Show answer Write-back cache acknowledges writes as soon as data hits the controller's RAM cache, giving much better performance. Write-through cache waits until data is written to disk before acknowledging, which is slower but safer. Write-back requires a Battery Backup Unit (BBU) to protect cached data during power loss.

5. What is the difference between a hot spare and a cold spare in a RAID array?

Show answer A hot spare is a disk installed in the system and pre-assigned to the RAID controller; it automatically begins rebuilding when a member disk fails, minimizing the degraded window. A cold spare is a replacement disk kept on the shelf that requires manual intervention to install and initiate the rebuild.

6. What are common RAID failure patterns that operators should watch for?

Show answer Key failure patterns include: replacing the wrong disk (classic mistake), array degraded unnoticed for too long before a second failure, running rebuilds under heavy I/O load, assuming parity protects against all corruption, ignoring SMART errors on underlying drives, and having no backup despite RAID redundancy.

🔴 Hard (5)

1. Why is a RAID rebuild a high-risk period, especially on large-capacity disks?

Show answer During rebuild, redundancy margin is reduced, remaining disks are stressed harder with additional I/O, and performance degrades. On large disks (8TB+), rebuilds can take 12-24 hours. Another disk failure during this window can cause complete data loss on RAID 5 or exceed RAID 6 tolerance.
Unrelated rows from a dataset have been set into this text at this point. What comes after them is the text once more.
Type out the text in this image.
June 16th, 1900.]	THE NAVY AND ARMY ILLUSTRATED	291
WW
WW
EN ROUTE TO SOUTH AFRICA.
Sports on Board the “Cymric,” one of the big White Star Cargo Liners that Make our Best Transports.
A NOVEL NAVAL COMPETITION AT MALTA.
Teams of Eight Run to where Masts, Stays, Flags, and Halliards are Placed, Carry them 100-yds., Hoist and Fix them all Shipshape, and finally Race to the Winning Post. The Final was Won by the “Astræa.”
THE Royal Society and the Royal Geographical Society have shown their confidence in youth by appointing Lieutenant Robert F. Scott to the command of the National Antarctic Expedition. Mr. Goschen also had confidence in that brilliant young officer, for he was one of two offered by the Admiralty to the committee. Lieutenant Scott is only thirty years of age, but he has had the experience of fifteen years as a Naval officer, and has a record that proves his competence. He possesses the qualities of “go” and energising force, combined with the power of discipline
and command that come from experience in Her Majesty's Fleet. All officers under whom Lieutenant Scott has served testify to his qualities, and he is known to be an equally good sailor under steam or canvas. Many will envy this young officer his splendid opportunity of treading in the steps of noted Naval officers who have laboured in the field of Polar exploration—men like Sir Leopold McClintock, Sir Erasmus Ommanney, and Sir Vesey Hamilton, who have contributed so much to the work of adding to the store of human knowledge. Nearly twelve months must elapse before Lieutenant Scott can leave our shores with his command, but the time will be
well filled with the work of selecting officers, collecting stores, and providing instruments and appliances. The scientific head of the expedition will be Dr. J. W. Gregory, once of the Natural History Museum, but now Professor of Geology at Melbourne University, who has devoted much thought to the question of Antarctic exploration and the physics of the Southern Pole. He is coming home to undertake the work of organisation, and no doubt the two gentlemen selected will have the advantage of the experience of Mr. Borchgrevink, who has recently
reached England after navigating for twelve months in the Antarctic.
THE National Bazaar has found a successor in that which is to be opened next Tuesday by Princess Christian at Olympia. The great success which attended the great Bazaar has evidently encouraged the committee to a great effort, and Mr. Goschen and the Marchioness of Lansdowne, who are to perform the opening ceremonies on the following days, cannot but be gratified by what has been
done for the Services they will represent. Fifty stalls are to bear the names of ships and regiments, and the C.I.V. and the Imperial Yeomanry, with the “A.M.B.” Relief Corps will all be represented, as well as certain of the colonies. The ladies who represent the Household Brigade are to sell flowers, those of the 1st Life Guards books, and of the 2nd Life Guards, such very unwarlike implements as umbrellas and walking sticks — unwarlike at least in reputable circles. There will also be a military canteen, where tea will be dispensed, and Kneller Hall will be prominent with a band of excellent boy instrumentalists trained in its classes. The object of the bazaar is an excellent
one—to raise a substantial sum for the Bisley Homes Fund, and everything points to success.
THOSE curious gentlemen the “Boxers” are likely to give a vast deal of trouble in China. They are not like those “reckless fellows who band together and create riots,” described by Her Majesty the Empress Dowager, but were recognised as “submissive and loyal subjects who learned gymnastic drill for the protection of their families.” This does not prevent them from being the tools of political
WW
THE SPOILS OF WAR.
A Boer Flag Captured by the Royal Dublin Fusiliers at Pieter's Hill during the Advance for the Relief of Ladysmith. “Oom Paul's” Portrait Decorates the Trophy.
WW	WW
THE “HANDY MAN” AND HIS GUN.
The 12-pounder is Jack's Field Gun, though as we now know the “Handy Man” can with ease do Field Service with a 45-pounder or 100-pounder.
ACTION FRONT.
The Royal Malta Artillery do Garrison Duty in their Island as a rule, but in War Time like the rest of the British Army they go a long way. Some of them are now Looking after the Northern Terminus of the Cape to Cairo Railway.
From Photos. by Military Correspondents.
2. What is the RAID 5 write hole and why does it matter?

Show answer The RAID 5 write hole occurs when a crash or power loss interrupts a parity update: some data/parity blocks are written but others are not, leaving parity inconsistent. This can cause silent data corruption during degraded operation or rebuild. Mitigations include battery-backed cache, write-intent bitmaps, and partial parity logs (PPL).

3. What are perccli and storcli, and when would you use them instead of mdadm?

Show answer perccli (Dell PERC) and storcli (LSI MegaRAID/Broadcom) are CLI tools for managing hardware RAID controllers. Use them instead of mdadm when the server has a hardware RAID controller rather than Linux software RAID. They manage virtual drives, check physical disk status, configure hot spares, and monitor rebuild progress.

4. What SMART attributes indicate an imminent disk failure in a RAID array?

Show answer Critical SMART indicators include: Reallocated Sector Count (bad sectors remapped -- rising count signals failure), Current Pending Sector (sectors awaiting remap), and elevated temperature over sustained periods. Monitor with "smartctl -a /dev/sdX". A rising reallocated sector count is the strongest predictor of impending drive failure.

5. Why are small random writes particularly expensive on parity RAID (5/6)?

Show answer Each small random write on RAID 5/6 triggers a read-modify-write cycle: the controller must read the old data block and old parity, compute new parity via XOR, then write both the new data and new parity. This means each logical write generates 4 I/O operations, making parity RAID a poor choice for random write-heavy workloads like OLTP databases.